Pour ceux que fustige le prophète Amos, tout est bon pour faire du profit. Qu’importent les fêtes, le temps réservé à Dieu, l’honnêteté du commerce ou la pitié envers les pauvres, le mot d’ordre reste « moi d’abord ».

« Les fils de ce monde sont plus habiles entre eux que les fils de la lumière », remarque le Seigneur Jésus dans l’évangile. À voir l’astuce et le courage déployés par certains pour acquérir des biens qui ne durent pas, si seulement les chrétiens en faisaient autant en vue de ce qui compte vraiment : le royaume de Dieu, la vie éternelle.

Par la foi, le Seigneur Jésus désire nous faire passer de la logique du monde à la logique du royaume de la lumière. Si le mot d’ordre du monde est « moi d’abord », celui du royaume pourrait être « n’aie pas peur », cette expression qui revient si souvent dans la Bible. « N’aie pas peur » ouvre à la relation avec cette personne, Dieu, qui me parle et me dit : « Sois sans crainte. Aie confiance. Je suis là. Je t’aime. » C’est la logique de la foi en l’espérance plus forte que le désespoir, en la vie plus forte que la mort, en Dieu plus fort que le péché, cette logique que résume la croix tracée il y a quelques minutes sur Giulia, Alba et Armand.

On entre dans la logique de la foi par le baptême. Le pape Benoît XVI aimait rappeler que, dans l’antiquité, après avoir rejeté le péché et Satan, l’auteur du péché, le baptisé était littéralement plongé dans la foi.  « Crois-tu en Dieu le Père tout-puissant ? _ Je crois. » Première immersion dans l’eau. « Crois-tu en Jésus-Christ, son Fils Unique, notre Seigneur ? _ Je crois. » Nouvelle immersion. « Crois-tu en l’Esprit Saint ? _ Je crois. » Troisième et ultime immersion. Ainsi la logique du monde, le « moi d’abord », est comme noyée dans l’eau du baptême.

Devenu création nouvelle dans le Christ, tout nouveau baptisé reçoit le vêtement de lumière et la flamme pascale, la lumière du Christ Ressuscité, lui qui a subi les assauts du péché et des forces du mal. Victorieux de la mort, il dit à toute personne qui croit en lui : « N’aie pas peur. Ta vie est gardé en sûreté entre mes mains. Ne te fais pas de souci. Ne va pas priver les autres par peur de manquer de l’essentiel. Ne va pas les écraser pour défendre ta place au soleil.

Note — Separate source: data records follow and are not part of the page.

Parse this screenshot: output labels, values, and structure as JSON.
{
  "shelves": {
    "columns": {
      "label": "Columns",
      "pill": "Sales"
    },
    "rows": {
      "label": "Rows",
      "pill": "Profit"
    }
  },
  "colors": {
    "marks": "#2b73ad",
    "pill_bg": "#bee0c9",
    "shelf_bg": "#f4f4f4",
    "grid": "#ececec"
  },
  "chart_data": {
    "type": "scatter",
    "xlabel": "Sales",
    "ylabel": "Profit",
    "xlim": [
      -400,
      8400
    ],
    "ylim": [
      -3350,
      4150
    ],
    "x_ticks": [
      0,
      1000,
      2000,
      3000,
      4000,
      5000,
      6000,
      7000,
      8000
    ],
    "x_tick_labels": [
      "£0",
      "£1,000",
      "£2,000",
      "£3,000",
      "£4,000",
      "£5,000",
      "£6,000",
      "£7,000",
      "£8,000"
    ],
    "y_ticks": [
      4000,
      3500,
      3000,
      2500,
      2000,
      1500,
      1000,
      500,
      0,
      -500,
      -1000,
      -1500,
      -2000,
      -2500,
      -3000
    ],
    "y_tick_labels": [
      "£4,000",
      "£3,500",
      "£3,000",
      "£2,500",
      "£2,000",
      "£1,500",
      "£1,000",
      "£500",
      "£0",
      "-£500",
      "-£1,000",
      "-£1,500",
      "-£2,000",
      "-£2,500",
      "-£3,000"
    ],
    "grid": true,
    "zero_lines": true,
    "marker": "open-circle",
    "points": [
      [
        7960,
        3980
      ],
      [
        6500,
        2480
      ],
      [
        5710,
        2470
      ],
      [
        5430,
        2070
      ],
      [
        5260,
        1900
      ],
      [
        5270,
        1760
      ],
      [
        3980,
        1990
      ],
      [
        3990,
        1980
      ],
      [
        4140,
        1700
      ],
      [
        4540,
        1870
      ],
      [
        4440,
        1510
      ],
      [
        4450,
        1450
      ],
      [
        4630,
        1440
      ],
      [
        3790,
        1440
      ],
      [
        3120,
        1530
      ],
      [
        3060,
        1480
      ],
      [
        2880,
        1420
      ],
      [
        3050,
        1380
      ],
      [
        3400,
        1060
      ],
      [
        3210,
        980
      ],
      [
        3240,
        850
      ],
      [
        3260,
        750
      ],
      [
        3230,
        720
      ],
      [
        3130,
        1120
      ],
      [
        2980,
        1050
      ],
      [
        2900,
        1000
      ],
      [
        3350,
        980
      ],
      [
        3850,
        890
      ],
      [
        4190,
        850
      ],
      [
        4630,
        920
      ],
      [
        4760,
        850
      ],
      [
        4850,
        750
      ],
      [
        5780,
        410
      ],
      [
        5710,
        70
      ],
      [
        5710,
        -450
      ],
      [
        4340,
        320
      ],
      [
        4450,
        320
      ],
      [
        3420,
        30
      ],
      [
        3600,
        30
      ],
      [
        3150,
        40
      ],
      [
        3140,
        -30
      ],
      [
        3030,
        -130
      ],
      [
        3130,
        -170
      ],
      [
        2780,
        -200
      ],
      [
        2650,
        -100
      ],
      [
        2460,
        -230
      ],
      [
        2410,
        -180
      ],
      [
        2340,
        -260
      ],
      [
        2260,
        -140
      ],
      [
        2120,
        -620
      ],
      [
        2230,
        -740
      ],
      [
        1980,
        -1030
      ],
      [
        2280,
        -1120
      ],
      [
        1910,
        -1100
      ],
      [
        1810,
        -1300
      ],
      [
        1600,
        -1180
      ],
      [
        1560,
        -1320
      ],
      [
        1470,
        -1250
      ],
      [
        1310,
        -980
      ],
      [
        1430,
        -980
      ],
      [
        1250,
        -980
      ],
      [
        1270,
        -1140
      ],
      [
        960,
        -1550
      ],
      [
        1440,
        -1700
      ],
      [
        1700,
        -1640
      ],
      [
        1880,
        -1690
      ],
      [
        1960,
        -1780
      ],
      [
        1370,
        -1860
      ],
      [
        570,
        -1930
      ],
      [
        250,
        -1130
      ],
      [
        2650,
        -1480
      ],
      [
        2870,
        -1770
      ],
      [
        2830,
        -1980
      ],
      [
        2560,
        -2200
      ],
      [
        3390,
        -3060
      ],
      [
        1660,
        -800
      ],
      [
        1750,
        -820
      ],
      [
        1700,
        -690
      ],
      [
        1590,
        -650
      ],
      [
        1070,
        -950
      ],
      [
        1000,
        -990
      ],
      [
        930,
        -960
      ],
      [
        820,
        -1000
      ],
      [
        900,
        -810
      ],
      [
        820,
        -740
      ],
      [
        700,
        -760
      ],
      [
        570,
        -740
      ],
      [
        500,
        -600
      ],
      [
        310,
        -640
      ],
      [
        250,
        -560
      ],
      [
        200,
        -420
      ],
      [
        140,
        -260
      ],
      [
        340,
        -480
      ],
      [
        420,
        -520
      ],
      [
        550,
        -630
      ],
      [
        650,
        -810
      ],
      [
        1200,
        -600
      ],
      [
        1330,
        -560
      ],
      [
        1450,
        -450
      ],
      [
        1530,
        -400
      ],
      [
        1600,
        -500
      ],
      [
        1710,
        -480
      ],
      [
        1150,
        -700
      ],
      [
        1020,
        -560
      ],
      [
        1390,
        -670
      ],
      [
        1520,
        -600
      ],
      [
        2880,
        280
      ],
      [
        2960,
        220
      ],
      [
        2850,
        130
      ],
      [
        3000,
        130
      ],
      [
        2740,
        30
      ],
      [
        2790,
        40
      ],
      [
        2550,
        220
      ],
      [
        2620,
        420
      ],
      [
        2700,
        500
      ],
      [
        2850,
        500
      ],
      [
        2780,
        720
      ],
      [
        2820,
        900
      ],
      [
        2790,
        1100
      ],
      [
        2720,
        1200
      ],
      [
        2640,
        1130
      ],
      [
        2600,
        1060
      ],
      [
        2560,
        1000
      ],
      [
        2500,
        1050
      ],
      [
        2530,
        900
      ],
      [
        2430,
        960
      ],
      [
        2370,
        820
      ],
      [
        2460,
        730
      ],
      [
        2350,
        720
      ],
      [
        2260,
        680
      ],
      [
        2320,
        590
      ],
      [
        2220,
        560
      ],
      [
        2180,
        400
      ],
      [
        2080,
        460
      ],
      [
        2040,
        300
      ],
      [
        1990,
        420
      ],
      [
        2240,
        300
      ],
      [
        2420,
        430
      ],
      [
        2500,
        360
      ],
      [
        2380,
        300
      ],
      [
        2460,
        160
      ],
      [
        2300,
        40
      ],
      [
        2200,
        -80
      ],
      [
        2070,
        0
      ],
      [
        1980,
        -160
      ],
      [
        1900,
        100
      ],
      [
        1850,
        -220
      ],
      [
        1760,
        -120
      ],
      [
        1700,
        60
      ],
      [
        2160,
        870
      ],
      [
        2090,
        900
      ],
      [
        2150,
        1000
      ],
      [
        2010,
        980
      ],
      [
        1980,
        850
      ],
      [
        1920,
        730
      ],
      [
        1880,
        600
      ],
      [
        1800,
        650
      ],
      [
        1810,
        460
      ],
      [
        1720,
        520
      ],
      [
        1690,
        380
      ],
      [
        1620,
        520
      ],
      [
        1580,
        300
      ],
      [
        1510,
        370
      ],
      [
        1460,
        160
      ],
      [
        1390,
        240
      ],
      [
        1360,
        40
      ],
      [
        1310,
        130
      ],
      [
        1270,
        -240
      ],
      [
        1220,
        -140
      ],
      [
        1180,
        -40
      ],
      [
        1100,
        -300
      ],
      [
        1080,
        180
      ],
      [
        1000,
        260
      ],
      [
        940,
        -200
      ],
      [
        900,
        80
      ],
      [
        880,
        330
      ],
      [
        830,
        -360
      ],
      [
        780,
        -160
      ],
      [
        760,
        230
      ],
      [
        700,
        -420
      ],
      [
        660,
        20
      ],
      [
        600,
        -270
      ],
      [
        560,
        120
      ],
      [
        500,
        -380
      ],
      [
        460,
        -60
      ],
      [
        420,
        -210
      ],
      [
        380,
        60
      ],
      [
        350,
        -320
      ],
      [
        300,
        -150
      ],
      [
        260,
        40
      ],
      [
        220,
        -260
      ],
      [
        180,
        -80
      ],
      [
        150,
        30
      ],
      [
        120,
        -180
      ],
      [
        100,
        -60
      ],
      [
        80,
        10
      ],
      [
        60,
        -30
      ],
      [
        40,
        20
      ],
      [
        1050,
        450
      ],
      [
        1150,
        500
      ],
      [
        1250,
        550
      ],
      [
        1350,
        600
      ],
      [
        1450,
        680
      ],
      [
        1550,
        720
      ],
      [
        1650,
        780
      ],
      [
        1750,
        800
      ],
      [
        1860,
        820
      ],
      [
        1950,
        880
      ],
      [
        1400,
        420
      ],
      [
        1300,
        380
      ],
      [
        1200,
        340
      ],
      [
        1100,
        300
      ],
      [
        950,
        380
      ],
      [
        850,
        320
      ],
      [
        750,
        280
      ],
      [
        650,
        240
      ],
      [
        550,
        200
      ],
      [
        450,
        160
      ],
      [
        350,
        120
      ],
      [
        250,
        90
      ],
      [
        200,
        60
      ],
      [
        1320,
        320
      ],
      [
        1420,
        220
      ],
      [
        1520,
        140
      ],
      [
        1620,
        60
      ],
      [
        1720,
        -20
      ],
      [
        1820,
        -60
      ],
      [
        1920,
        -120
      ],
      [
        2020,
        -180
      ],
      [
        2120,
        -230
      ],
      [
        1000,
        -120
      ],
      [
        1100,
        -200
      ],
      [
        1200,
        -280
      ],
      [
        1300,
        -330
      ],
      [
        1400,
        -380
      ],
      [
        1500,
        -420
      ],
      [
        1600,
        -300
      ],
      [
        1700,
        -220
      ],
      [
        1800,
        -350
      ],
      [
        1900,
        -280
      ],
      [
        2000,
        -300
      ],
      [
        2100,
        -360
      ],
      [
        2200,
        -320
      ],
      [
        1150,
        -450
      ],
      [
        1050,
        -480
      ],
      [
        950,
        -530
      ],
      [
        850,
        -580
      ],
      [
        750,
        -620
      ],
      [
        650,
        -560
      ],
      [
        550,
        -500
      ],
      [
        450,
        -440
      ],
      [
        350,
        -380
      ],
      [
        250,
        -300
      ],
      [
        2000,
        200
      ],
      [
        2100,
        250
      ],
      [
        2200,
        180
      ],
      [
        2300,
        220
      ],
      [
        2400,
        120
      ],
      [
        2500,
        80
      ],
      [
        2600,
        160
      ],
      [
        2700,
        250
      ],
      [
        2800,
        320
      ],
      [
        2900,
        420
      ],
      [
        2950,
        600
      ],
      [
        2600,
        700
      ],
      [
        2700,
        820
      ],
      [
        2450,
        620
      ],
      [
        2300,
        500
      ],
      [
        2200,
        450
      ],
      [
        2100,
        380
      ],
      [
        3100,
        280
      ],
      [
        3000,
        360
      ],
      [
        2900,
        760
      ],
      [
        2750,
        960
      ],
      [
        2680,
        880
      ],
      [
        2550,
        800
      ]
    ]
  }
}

« Laisse de côté le “moi d’abord”. Par le baptême et l’onction d’huile sainte, tu fais partie de mon peuple, tu es semblable à moi, un homme ou une femme pour les autres. Tu appartiens au peuple de ceux qui croient que Dieu parle à l’humanité et qu’il agit pour délivrer, que Dieu est fort et fidèle, que Dieu est Père. Alors n’aie pas peur. »

Pour Giulia, Alba et Armand comme pour chaque chrétien, le baptême est une étape décisive sur le chemin de l’existence. Dans quelques années, ils apprendront à donner à Dieu le nom de Père en priant avec leurs frères et sœurs chrétiens. Ils seront plus profondément initiés en recevant la Confirmation, le don de l’Esprit Saint. Ils prendront part au repas de l’Eucharistie. Ils entendront pour eux la parole du Seigneur : « Prenez, mangez, ceci est mon Corps, livré pour vous. » Ce qui faisait dire à S. Paul : « Que dire de plus ? Si Dieu est pour nous, qui sera contre nous ? Il n’a pas épargné son propre Fils, mais il l’a livré pour nous tous : comment pourrait-il, avec lui, ne pas nous donner tout ? (Rm 8,31-32) »

Tout au long de leur vie et de la nôtre, la logique du « n’aie pas peur » sera en lutte contre celle du « moi d’abord ». Comme le gérant malhonnête de la parabole, nous avons des biens de toutes sortes (argent, influence, relations, beauté, santé, intelligence) et ces biens nous feront défaut tôt ou tard. Dès aujourd’hui, apprenons à les employer au service de ce qui en vaut vraiment la peine, l’amour vrai, la charité, dont nous savons qu’elle, et elle seule, ne passera jamais (1Co 13,8).